海外で食べるものに困ったら、私の場合は中華かインド料理を選ぶことが多いです。特にインドは宗教上、牛乳を飲まない方もいるので、牛乳を使っているかどうかメニューに表記されているところも多く、とても助かっています。

和食と中華料理と韓国料理は、基本的にはそこまで注意せずに食べても大丈夫なものが多い印象ですが、スイーツはどのジャンルでも要注意ですね。

アレルギーは個性のひとつだと考え、悲観しすぎないで

アレルギーに対しては、私自身はあまり悲観しないで個性のひとつだと捉えるようにしています。食物アレルギーに限らず、人にはパーソナリティがあります。「脚がもう少し長ければいいのに」とか、「顔がもう少し小さければいいのに」といった感じで、人と違うことに悩むことが誰しもあると思いますが、悲観的になりすぎず、まずは、自分自身を認めてあげることが大切ですよね。
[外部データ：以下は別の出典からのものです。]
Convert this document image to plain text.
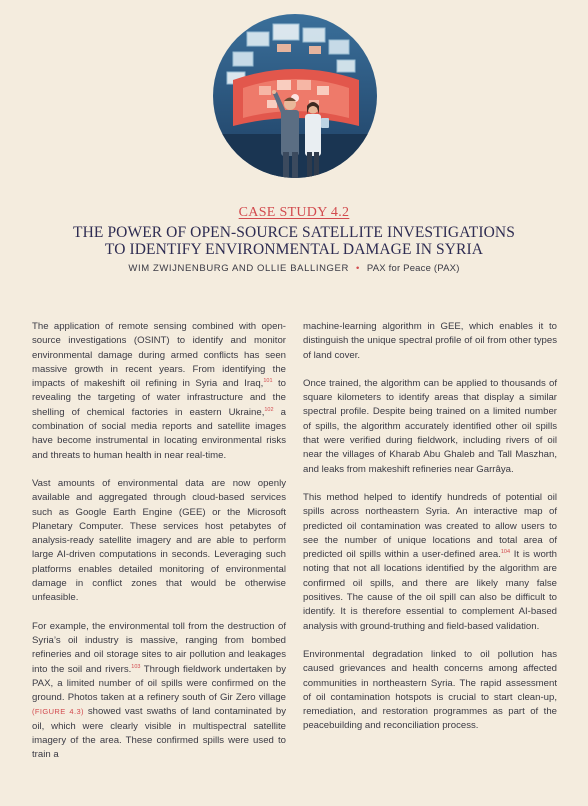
CASE STUDY 4.2
THE POWER OF OPEN-SOURCE SATELLITE INVESTIGATIONS
TO IDENTIFY ENVIRONMENTAL DAMAGE IN SYRIA
WIM ZWIJNENBURG AND OLLIE BALLINGER • PAX for Peace (PAX)

The application of remote sensing combined with open-source investigations (OSINT) to identify and monitor environmental damage during armed conflicts has seen massive growth in recent years. From identifying the impacts of makeshift oil refining in Syria and Iraq,$^{101}$ to revealing the targeting of water infrastructure and the shelling of chemical factories in eastern Ukraine,$^{102}$ a combination of social media reports and satellite images have become instrumental in locating environmental risks and threats to human health in near real-time.

Vast amounts of environmental data are now openly available and aggregated through cloud-based services such as Google Earth Engine (GEE) or the Microsoft Planetary Computer. These services host petabytes of analysis-ready satellite imagery and are able to perform large AI-driven computations in seconds. Leveraging such platforms enables detailed monitoring of environmental damage in conflict zones that would be otherwise unfeasible.

For example, the environmental toll from the destruction of Syria’s oil industry is massive, ranging from bombed refineries and oil storage sites to air pollution and leakages into the soil and rivers.$^{103}$ Through fieldwork undertaken by PAX, a limited number of oil spills were confirmed on the ground. Photos taken at a refinery south of Gir Zero village (FIGURE 4.3) showed vast swaths of land contaminated by oil, which were clearly visible in multispectral satellite imagery of the area. These confirmed spills were used to train a

machine-learning algorithm in GEE, which enables it to distinguish the unique spectral profile of oil from other types of land cover.

Once trained, the algorithm can be applied to thousands of square kilometers to identify areas that display a similar spectral profile. Despite being trained on a limited number of spills, the algorithm accurately identified other oil spills that were verified during fieldwork, including rivers of oil near the villages of Kharab Abu Ghaleb and Tall Maszhan, and leaks from makeshift refineries near Garrâya.

This method helped to identify hundreds of potential oil spills across northeastern Syria. An interactive map of predicted oil contamination was created to allow users to see the number of unique locations and total area of predicted oil spills within a user-defined area.$^{104}$ It is worth noting that not all locations identified by the algorithm are confirmed oil spills, and there are likely many false positives. The cause of the oil spill can also be difficult to identify. It is therefore essential to complement AI-based analysis with ground-truthing and field-based validation.

Environmental degradation linked to oil pollution has caused grievances and health concerns among affected communities in northeastern Syria. The rapid assessment of oil contamination hotspots is crucial to start clean-up, remediation, and restoration programmes as part of the peacebuilding and reconciliation process.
それと同じで、私の場合は、食物アレルギーに悩んだこともありましたが、だからこそ同じ境遇の友達の気持ちを知ることができたし、食生活をよく考えるきっかけにもなったと考えています。アレルギーの原因や症状は人によってさまざまだと思うので、自分が一番過ごしやすく安全に楽しく生きていけることを大切にするのが重要だと思います。

◆「君とごはん」編集長のコメント

たくさんの経験から、自己理解を深め、現状をポジティブに捉えている姿は、とてもたくましいですね。インタビュー内容を読み、考え方で、人生の見え方は、変わるのかもしれないと、励まされた方も多いのではないでしょうか?悩んだり、孤独を感じたりした経験も、無駄ではなく、乗り越えた先には、優しさや、強さを持てる自分がいるかもしれません。食物アレルギーとともに生きる先輩は、料理上手で、人の気持ちになって考えることができるすてきな方でした。